Я познакомился с ним, и, хотя он был старше меня года на четыре, мы быстро, дружески сошлись. Звали его Николай Захарович Васильев, по специальности он был химик.
Прекрасный человек, умник, великолепно образованный, он, как почти все талантливые русские люди, имел странности: ел ломти ржаного хлеба, посыпая их толстым слоем хинина, смачно чмокал и убеждал меня, что хинин — весьма вкусное лакомство, а главное — полезен, укрощает буйство «инстинкта рода». Он вообще проделывал над собою какие-то небезопасные опыты: принимал бромистый кали и вслед за тем курил опиум, отчего едва не умер в судорогах; принял сильный раствор какой-то металлической соли и тоже едва не погиб. Доктор — суровый старик, исследовав остатки раствора, сказал:
— Лошадь от этого издохла бы. Даже, пожалуй, пара лошадей. Вам эта штука тоже не пройдет даром, будьте уверены.
Этими опытами Николай испортил себе зубы, все они у него позеленели и выкрошились. Он кончил все-таки тем, что — намеренно или нечаянно — отравился в 1901 году в Киеве, будучи ассистентом профессора Коновалова и работая с индигоидом.
В 89–90 годах это был крепкий, здоровый человек, чудаковато-забавный и веселый наедине со мною, несколько ехидный в компании. Помню — мы взяли в земской управе какую-то счетную работу, — она давала нам рубль в день, — и вот Николай, согнувшись над столом, поет нарочито-гнусным тенорком на голос «Смотрите здесь — смотрите там».
Сто двадцать три
И двадцать два —
Сто сорок пять
Сто сорок пять! —
Поет десять минут, полчаса, еще поет, — теноришко его звучит все более гнусно. Наконец — прошу:
— Перестань.
Он смотрит на стенные часы и — говорит:
— У тебя очень хорошая нервная система. Не всякий выдержит спокойно такую пытку в течение сорока семи минут. Я одному знакомому медику «Алилуйю» пел, так он на тринадцатой минуте чугунной пепельницей бросил в меня. А готовился он на психиатра…

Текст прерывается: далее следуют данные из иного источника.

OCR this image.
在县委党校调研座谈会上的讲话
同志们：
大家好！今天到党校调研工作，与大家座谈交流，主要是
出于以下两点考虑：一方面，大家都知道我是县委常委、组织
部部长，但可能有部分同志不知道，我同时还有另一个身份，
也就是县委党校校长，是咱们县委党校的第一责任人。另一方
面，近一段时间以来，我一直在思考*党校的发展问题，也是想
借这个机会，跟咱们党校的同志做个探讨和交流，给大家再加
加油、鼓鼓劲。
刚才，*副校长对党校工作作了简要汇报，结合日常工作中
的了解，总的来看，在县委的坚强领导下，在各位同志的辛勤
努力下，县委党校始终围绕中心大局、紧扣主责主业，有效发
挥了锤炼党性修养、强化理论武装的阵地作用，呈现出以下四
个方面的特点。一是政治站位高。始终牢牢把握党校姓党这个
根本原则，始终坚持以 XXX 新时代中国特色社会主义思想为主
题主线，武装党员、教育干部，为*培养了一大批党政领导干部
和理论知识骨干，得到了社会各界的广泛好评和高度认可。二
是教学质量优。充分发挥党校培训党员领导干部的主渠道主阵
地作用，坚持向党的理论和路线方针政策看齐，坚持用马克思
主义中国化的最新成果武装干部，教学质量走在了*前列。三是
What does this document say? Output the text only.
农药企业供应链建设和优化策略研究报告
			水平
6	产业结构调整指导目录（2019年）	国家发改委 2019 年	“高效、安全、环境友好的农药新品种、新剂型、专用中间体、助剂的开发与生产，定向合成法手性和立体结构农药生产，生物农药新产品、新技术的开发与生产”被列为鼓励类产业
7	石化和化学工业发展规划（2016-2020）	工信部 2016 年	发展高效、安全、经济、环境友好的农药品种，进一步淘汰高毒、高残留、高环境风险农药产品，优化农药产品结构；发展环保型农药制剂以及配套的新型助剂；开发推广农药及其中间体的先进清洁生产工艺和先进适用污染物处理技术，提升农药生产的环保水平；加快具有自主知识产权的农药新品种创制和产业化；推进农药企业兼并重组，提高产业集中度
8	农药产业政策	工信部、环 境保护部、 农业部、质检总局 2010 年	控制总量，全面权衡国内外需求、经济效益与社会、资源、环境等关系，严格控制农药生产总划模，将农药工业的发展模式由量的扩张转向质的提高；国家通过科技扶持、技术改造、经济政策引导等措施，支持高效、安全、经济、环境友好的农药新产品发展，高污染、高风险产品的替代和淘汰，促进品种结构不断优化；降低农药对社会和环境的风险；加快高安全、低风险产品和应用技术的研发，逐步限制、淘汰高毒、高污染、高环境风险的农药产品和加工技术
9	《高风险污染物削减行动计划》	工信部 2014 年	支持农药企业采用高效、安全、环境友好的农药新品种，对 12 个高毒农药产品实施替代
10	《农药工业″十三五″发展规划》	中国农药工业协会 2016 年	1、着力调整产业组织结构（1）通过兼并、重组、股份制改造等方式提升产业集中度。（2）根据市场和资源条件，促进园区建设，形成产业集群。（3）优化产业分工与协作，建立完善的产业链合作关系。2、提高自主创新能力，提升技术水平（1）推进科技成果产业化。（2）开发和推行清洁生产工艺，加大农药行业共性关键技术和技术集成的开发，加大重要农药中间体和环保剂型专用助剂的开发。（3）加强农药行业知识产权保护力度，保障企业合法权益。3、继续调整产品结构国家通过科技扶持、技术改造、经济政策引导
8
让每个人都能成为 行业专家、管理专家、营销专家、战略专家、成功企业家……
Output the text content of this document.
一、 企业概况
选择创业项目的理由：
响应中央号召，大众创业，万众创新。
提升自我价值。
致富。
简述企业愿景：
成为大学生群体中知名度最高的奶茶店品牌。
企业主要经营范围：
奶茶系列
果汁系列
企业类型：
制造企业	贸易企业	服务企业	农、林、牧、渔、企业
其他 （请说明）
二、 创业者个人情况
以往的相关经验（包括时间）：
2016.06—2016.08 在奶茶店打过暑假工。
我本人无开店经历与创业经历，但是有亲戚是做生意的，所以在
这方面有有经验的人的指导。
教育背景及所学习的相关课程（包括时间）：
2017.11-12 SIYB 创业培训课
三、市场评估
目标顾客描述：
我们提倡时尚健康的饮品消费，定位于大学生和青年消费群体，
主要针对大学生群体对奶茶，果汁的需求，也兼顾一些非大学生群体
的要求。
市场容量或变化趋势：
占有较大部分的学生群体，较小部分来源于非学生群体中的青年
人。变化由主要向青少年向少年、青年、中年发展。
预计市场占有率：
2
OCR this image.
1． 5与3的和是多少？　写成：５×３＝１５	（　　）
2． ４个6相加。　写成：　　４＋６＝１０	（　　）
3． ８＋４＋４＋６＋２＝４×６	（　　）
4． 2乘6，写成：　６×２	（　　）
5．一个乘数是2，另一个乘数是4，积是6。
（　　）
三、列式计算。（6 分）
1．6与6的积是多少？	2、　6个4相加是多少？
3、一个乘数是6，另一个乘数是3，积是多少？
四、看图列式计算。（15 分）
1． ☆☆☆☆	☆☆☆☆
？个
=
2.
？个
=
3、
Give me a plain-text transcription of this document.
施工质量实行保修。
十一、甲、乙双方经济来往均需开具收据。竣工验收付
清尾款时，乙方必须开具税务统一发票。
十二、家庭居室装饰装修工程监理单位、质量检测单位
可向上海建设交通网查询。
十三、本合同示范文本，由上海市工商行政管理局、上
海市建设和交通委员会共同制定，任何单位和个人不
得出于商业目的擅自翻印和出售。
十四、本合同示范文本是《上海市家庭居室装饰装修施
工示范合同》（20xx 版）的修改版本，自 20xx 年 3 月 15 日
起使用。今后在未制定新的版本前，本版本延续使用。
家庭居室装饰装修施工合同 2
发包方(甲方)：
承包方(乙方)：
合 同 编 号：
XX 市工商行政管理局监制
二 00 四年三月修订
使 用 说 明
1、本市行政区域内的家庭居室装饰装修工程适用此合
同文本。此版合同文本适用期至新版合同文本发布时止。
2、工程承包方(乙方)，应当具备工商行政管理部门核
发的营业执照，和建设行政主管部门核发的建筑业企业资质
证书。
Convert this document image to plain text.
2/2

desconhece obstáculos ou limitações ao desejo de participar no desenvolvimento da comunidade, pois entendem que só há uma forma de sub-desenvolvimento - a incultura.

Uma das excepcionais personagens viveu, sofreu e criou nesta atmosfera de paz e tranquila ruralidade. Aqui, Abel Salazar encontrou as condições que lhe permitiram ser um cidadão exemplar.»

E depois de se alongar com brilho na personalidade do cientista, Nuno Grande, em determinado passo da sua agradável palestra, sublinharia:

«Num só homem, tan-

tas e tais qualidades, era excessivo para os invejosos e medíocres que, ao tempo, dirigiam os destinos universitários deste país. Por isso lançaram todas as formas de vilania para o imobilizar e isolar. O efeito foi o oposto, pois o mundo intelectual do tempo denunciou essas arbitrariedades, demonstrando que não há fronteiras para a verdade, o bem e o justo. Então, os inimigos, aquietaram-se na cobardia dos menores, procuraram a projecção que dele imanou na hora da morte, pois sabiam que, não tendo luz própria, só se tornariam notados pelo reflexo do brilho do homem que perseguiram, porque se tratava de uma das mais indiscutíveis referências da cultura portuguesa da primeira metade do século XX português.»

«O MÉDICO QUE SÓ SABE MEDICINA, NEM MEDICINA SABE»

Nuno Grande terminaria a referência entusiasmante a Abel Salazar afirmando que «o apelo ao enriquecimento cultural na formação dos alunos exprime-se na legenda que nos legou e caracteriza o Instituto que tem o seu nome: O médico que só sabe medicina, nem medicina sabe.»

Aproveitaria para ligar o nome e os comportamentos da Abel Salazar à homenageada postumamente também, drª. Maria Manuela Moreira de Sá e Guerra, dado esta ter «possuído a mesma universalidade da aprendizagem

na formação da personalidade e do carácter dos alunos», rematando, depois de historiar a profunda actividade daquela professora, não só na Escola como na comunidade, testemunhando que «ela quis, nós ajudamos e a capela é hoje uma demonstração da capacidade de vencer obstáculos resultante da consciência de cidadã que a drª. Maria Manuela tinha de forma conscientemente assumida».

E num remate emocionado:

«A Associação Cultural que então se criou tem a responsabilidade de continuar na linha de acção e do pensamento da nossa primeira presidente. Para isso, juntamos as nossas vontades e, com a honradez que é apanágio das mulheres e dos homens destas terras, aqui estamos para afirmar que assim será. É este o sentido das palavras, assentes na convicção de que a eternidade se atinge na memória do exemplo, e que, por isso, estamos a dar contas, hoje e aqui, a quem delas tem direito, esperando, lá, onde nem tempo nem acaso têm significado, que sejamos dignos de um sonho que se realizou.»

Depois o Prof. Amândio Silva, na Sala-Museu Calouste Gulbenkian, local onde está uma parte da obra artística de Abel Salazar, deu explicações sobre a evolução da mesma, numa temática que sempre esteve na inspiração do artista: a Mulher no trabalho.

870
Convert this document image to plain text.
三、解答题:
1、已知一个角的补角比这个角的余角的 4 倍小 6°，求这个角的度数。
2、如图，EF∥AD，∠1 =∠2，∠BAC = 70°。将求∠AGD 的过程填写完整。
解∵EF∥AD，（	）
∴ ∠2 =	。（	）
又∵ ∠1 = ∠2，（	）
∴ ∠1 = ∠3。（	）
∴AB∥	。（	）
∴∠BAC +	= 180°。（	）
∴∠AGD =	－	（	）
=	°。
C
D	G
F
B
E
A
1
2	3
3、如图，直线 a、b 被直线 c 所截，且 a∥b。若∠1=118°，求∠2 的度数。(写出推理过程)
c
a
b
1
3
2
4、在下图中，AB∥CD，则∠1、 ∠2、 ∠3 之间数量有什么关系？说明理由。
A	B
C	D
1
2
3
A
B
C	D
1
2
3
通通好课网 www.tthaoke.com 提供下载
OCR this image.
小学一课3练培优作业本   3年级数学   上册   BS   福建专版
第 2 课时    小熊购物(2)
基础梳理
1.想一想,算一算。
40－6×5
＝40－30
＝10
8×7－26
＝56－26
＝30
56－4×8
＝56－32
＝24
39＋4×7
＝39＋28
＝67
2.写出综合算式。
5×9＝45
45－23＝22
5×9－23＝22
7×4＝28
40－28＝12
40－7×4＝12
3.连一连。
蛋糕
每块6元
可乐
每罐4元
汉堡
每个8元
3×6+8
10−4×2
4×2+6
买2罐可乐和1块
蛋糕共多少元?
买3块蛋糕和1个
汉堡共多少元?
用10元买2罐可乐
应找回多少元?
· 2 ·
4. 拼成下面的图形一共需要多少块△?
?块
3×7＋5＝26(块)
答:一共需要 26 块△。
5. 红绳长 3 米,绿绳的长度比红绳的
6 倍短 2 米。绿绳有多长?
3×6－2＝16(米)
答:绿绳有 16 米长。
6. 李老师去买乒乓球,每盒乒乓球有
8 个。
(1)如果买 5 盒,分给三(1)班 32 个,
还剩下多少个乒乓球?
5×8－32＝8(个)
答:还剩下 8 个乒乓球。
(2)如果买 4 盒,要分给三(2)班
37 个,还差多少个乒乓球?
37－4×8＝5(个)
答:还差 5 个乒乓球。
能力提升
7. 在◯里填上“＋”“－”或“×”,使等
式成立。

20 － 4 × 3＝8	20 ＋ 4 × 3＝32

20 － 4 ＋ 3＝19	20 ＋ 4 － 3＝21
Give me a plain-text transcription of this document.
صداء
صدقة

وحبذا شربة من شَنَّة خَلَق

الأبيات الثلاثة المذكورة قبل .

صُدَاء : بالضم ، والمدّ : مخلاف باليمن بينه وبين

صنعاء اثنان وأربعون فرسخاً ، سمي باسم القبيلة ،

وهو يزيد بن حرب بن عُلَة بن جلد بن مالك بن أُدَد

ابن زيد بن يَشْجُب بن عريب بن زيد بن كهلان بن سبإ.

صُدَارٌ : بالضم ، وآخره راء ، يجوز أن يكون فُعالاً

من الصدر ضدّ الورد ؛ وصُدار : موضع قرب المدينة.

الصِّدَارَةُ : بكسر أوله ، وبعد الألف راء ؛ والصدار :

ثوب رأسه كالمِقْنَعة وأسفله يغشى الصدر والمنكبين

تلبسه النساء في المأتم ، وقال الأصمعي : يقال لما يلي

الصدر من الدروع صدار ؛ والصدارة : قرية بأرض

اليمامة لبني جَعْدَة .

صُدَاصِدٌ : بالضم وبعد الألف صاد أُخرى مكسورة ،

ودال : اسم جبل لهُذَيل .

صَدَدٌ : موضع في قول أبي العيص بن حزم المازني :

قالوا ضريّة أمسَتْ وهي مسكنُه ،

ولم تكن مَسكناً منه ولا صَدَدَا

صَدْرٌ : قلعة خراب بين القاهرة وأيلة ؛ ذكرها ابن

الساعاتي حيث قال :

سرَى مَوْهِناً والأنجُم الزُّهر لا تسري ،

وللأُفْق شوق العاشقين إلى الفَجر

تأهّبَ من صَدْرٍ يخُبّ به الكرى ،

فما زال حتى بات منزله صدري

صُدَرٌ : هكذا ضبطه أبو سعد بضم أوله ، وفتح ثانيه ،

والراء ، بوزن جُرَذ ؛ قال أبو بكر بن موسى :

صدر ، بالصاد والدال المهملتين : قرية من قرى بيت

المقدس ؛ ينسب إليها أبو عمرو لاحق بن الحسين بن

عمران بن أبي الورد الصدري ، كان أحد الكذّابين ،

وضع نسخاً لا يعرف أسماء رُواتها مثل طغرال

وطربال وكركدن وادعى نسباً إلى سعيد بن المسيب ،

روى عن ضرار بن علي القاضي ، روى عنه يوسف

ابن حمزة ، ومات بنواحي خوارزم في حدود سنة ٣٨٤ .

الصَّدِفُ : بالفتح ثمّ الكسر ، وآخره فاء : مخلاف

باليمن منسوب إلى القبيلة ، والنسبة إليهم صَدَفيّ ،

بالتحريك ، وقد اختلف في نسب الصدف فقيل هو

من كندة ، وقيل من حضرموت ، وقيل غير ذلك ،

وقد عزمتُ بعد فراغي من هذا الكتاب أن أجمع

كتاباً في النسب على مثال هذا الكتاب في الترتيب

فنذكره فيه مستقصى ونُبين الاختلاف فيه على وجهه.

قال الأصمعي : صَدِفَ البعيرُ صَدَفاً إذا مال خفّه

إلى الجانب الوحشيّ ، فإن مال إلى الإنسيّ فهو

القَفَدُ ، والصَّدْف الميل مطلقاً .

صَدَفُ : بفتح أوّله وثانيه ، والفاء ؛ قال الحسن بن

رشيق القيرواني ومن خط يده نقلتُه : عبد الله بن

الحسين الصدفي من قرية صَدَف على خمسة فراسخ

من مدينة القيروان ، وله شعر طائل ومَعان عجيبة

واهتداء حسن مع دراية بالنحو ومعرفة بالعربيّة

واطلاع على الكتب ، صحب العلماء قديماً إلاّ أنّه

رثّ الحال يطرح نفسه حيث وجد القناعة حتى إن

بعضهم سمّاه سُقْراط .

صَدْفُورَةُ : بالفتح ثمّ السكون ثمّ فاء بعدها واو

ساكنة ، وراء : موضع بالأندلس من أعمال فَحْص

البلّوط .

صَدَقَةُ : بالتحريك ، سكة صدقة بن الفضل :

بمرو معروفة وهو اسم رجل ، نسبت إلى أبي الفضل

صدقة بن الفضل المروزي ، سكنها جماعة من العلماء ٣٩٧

Николай постоянно читал немецкие философские книги и собирался писать сочинение на тему: «Гегель и Сведенборг». Гегелева феноменология духа воспринималась им как нечто юмористическое; лежа на диване, который мы называли Кавказским хребтом, он хлопал книгой по животу своему, дрыгал ногами и хохотал почти до слез.
Когда я спросил его: над чем он смеется — Николай, сожалея, ответил:
— Не могу, брат, не сумею объяснить тебе это, уж очень суемудрая штука. Ты — не поймешь. Но, знаешь ли, — забавнейшая история.
После настойчивых просьб моих он долго, с увлечением говорил мне о «мистике разумного». Я, действительно, ничего не понял и был весьма огорчен этим.
О своих занятиях философией он говорил:
— Это, брат, так же интересно, как семячки подсолнуха грызть, и — приблизительно — так же полезно.
Когда он приехал из Москвы на каникулы, я, конечно, обратился к нему с «детскими» вопросами и этим очень обрадовал его.
— Ага, требуется философия, превосходно. Это я люблю. Сия духовная пища будет дана тебе в потребном количестве.
Он предложил прочесть для меня несколько лекций.
— Это будет легче и, надеюсь, приятнее для тебя, чем сосать Льюиса.
Через несколько дней, поздно вечером, я сидел в полуразрушенной беседке заглохшего сада; яблони и вишни в нем густо обросли лишаями, кусты малины, смородины, крыжовника, густо разраслись, закрыв дорожки тысячью цепких веток; по дорожкам бродил в сером халате, покашливая и ворча, отец Николая, чиновник духовной консистории, страдавший старческим слабоумием.